Village de pêcheurs Peinture de Maryse Veysseyre Poème de Rolland Jr St-Gelais

Village de pêcheurs

 

Je suis né dans une bourgade,

Où j’ai poussé mon premier cri,

Le cri de ma naissance par un temps gris,

Une naissance où personne ne prenait garde.

 

Une naissance inattendue qui avait lieu,

Sous le son des canons et des coups de feu,

De nos libérateurs venus du lointain de la mer,

Et que leur répliquaient les occupants de nos terres.

 

À ces jours de combats,

Ont succédé les temps des ébats,

Au fil des années de ce temps presque oublié,

En cette époque où tout semble à jamais arrêté.

 

 Je suis né dans un village de pêcheurs,

Qui travaillèrent ardemment sans compter les heures,

Mon père rêvait pour moi d’un avenir bien meilleur,

Car j’étais son enfant rescapé de ces souvenirs de malheur.

 

Il m’expliqua qu’il ne savait ni lire ni écrire.
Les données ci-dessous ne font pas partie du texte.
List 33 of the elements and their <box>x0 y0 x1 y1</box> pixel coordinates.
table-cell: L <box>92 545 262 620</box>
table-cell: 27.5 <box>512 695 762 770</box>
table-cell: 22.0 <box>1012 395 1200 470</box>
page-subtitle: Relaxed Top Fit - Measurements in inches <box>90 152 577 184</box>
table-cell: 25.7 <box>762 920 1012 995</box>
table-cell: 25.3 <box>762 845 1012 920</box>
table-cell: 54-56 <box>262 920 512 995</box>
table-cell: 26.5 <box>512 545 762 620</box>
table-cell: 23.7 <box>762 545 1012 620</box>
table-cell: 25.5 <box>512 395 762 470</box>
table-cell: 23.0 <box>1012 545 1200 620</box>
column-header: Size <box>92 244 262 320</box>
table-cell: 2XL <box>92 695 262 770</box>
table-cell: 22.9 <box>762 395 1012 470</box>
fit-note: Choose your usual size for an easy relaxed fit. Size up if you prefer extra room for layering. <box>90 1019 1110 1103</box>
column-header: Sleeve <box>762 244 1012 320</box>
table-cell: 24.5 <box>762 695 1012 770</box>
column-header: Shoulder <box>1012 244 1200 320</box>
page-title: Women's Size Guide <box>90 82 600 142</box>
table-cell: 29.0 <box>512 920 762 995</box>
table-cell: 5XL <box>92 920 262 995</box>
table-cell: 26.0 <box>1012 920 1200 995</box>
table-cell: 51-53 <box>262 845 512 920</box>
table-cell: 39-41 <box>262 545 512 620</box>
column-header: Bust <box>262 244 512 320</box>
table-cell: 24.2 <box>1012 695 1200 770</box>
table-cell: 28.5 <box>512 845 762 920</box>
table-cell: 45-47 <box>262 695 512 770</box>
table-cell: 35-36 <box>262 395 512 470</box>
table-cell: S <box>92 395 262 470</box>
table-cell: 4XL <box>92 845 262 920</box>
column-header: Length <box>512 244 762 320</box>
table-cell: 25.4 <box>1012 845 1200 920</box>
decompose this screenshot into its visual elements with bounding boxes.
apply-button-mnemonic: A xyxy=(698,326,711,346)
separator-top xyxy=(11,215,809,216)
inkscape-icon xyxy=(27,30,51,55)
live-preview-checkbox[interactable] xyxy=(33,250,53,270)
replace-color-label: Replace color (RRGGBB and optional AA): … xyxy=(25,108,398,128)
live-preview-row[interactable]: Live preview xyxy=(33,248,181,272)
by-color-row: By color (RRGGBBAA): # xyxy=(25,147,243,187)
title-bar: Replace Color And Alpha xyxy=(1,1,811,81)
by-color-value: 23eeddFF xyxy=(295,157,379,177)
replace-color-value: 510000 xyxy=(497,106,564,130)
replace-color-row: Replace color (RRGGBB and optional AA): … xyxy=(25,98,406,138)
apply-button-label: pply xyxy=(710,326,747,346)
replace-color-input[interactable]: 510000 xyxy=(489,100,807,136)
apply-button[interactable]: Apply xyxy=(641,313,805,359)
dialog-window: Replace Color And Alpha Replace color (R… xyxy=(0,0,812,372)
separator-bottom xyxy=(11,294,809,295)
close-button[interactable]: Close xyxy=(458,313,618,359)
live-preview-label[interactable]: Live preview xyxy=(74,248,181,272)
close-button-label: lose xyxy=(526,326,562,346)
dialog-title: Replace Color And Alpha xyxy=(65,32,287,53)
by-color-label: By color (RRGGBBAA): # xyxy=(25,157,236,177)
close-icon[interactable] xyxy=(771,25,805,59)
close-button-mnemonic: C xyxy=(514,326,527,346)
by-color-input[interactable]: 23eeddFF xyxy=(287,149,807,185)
Sans pleurer et avec son plus beau sourire,

Car il voulait me transmettre cette fierté,

Et jamais, devoir ma nourriture, quêter.

 

Il m’envoya donc dans une ville pour apprendre un métier,

Un métier où je saurai lire et écrire et ce, sans jamais pêcher.

Avec attention, je me suis appliqué à apprendre mes leçons.

Car je voulais que mon père soit fier de son garçon.

 

Les années d’études se sont lentement écoulées,

Mon diplôme, avec mention honorable, j’ai mérité.

C’est alors que je suis retourné dans le village où je suis né,

Ce village de la Normandie, ce coin de terre jadis libéré.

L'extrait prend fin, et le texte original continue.